Good point. I agree that the pull+tag+push is an optimization worth exploring (but would prefer to do in a follow up). Given that the publish goal works with built artifacts, even the non-build version needs to masquerade as one (hence why I called it optimization).

As a final note: to me, it seems like the more one can keep in a single file, the better. So since Pants uses BUILD files anyways, I'd be hard-pressed to find a good reason for a custom-format text file with barely any content.

I have to main motivations for this:

a) Invalidation. If I have many targets in one BUILD file, changing any one of them will invalidate all, resulting in wasted work for all unchanged targets.

b) It's not uncommon to get the list of images to mirror as output from some tool or script, which makes it far preferable to simply pipe this to a file without further processing (or at least no more processing than to turn them into the file format used for the spec files here, which is easier than merging the data into it's proper location in a BUILD file amidst everything else):

# Example:
$ extract-images some-helm-chart > mirror-images.txt

(if it was one-off perhaps not so much, but consider the case when we want to upgrade the list for a new version of the chart or whatever the source may be.)
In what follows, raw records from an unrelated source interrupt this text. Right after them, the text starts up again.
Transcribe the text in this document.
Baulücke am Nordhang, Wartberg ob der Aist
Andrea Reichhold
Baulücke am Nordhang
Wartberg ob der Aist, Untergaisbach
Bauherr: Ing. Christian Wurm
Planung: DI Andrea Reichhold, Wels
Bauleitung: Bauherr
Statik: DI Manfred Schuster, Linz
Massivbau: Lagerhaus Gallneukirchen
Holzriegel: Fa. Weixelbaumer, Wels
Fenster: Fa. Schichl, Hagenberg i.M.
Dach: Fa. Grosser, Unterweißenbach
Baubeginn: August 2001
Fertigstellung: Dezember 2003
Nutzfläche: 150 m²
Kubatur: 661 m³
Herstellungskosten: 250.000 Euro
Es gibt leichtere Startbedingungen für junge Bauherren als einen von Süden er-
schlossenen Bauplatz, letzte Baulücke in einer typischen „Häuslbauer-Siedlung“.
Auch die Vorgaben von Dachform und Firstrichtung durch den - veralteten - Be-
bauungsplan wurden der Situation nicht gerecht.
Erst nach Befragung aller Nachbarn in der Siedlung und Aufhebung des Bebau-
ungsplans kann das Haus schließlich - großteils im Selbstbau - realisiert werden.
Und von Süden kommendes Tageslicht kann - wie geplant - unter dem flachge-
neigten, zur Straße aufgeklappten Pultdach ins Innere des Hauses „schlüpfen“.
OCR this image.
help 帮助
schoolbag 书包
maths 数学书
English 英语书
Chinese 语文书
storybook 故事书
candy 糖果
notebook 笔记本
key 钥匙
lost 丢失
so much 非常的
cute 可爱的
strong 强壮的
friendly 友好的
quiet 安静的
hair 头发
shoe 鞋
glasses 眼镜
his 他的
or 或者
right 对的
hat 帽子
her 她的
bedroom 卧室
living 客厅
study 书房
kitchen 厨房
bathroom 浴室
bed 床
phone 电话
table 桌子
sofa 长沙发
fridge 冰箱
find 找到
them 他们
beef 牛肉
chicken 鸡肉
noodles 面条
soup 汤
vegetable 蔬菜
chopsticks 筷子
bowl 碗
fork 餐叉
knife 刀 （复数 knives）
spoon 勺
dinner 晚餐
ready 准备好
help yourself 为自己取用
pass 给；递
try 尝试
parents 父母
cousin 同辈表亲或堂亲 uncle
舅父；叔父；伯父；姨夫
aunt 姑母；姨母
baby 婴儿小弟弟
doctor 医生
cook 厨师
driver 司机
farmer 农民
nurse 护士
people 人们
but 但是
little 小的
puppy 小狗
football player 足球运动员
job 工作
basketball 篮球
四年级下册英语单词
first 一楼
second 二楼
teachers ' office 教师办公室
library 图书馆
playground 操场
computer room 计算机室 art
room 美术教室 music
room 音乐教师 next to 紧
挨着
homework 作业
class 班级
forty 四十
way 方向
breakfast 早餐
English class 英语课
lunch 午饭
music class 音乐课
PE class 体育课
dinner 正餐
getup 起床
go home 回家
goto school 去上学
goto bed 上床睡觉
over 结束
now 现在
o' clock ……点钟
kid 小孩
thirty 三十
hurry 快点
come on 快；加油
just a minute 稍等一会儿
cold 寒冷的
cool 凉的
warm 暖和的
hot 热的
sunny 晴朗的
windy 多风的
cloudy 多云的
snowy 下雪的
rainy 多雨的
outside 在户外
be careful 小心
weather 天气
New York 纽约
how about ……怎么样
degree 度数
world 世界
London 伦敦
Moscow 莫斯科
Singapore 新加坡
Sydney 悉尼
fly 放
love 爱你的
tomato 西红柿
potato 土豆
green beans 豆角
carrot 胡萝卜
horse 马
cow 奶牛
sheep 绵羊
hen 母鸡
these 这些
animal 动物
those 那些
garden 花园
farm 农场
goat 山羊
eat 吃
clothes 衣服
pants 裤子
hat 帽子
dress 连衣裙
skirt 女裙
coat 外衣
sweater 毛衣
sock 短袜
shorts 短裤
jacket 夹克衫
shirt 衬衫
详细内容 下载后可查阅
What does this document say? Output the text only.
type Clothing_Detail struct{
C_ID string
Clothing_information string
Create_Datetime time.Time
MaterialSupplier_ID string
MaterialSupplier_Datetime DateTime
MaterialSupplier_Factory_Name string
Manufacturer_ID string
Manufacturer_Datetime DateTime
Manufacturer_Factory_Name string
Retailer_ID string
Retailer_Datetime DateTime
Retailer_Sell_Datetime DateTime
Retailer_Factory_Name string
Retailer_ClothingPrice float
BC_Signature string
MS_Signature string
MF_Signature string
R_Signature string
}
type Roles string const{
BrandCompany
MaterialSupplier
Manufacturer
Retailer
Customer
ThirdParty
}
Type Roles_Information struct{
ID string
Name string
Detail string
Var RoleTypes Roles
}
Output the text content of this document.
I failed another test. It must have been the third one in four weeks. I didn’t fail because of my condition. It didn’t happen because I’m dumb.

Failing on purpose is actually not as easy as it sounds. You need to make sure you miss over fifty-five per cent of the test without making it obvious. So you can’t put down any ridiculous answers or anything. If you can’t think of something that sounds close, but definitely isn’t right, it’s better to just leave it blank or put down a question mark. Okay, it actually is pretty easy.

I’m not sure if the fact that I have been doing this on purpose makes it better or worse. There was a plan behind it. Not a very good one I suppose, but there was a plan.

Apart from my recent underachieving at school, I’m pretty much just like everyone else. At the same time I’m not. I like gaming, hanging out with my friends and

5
As there's no new layers introduced, the image sha is unchanged however, but there's no cache to avoid re-mirroring on multiple runs..

Pardon my ignorance about the docker tool, but I'm wondering if this is categorically true. F.ex. if the upstream image is an OCI image, does invoking a build step (however empty) keep that, or will it pack it into a docker/v2 image after? What if it's v1? Does Docker add any metadata purely from invoking the build step? etc. Not saying you're wrong, just curious.

I only have experience with Docker images, so do not know about OCI ones.. but it has worked well for us. (that is, using public helm charts only extracting used images and adjusting the registry part of them in the charts, not having to change any image hashes at all.)

kaos avatar Jan 18 '24 15:01 kaos

Oh I see. Yes, that is a global config option. But you can give them names in the config dict and refer to them by name.

My point was that you've invented another way to do reusable named config (with the path being the name) and I'm not sure we need to?

Eh..? I'm not following. This is pretty much the same mechanism we have for python_requirements generating targets based on the lines of a requirements.txt file.

I don't see what global config option this would map to? That's an extra step that feels quite superfluous..?

kaos avatar Jan 18 '24 15:01 kaos

Sorry, I guess I saw these as config and you saw them as sources. I'm fine with it as sources.

benjyw avatar Jan 18 '24 17:01 benjyw

Sorry, I guess I saw these as config and you saw them as sources. I'm fine with it as sources.

Ah yes, they're very much sources to me.

kaos avatar Jan 19 '24 08:01 kaos

FWIW I don't have any concerns with this implementation - I think it's a great feature to have. Looks like GCP (which i'm working with now) has support for pull-through and virtual repositories - but this would have been useful when working with ECR.

riisi avatar Jan 24 '24 22:01 riisi